I didn’t realize it for years, but in retrospect, I know now that almost every time I was around my mom, I was generally bracing myself to withstand the criticism that I certain to endure. She believed she was “helping” me, but I felt like I was constantly under attack. I never felt like she loved or appreciated me just as I was. When she was dying, her last words to me were “I don’t want to hear your voice right now.” When she died 8 years ago, the prevailing emotion I felt was relief. My dad told me at the time that Mom had told him that she felt like she loved me more than I loved her. I think she may have been right. I have read books by authors who had terrible mothers, and these authors have the depth of character to find it in themselves to still love their moms. I feel nothing. I have worried that perhaps I am heartless. Am I a psychopath? At Mom’s memorial service, all of my siblings wept. My best friend wept. I felt nothing by relief. Well, relief and some worry that my sense of relief was a sign that there is something wrong with me. I received so many sympathy cards from people telling me how sorry they were and that losing a mother is just so tragic. I felt like a fraud accepting these cards. I thought “I am relieved. I don’t need sympathy, I need champagne.”

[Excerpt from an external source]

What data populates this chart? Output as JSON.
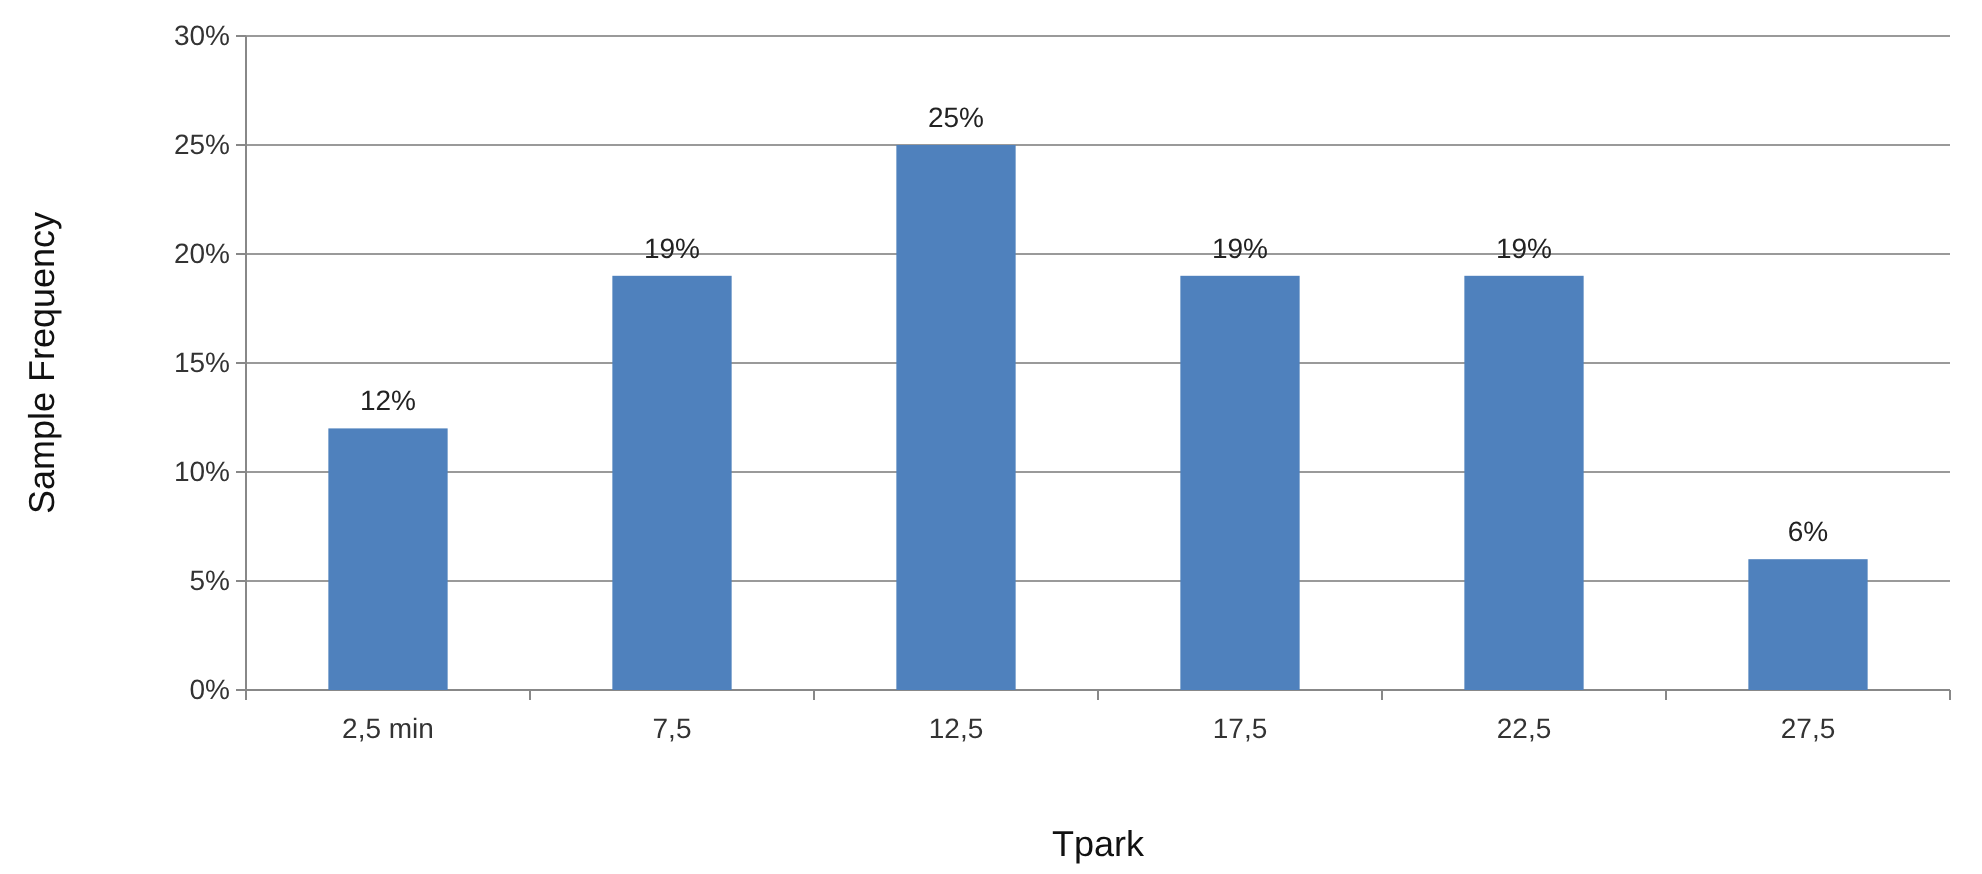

Then anger set in. Mom handled all of the financial affairs for herself and my dad. By the time she died, Dad was the early stages of dementia. That meant I had to take over where she left off. But, of course, since she was in denial about the fact that she was dying, and my family has always refused to talk about anything unpleasant, Mom always refused to tell me where the financial records were, or what any PINs or passwords were. I cannot even describe the shit storm I inherited. I had nightmares after her death in which Mom would appear as a ghost, and I would ask her what a password for something was, and just as she was about to tell, she would “poof” disappear. I was furious! Or, I would be swimming, and she would pop up in the water, and I would try to drown her since she was supposed to be dead. Even 8 years after her death, I am still angry when she shows up in a dream.
I cannot share this with anyone except my therapist. People judge you when you think you might hate your mother. My siblings still cry when they talk about Mom. What I don’t think they will ever realize is that they had a different mother than I did. Their mother LOVED them and spoke their love language. My mother spent 43 years chipping away at my self-esteem and generally made me feel lousy about myself. Mom built my siblings up, and she tore me to bits.
So, I think Ella and I are both broken, and we connect because we need each other. I need to be needed, and she needs me to need her. We are bonded. We are both trying to deal with our baggage. When are snuggling together, all is right with our worlds. Do we need to continue to work through our issues? Of course. But I hope recognizing them will be a step in that process.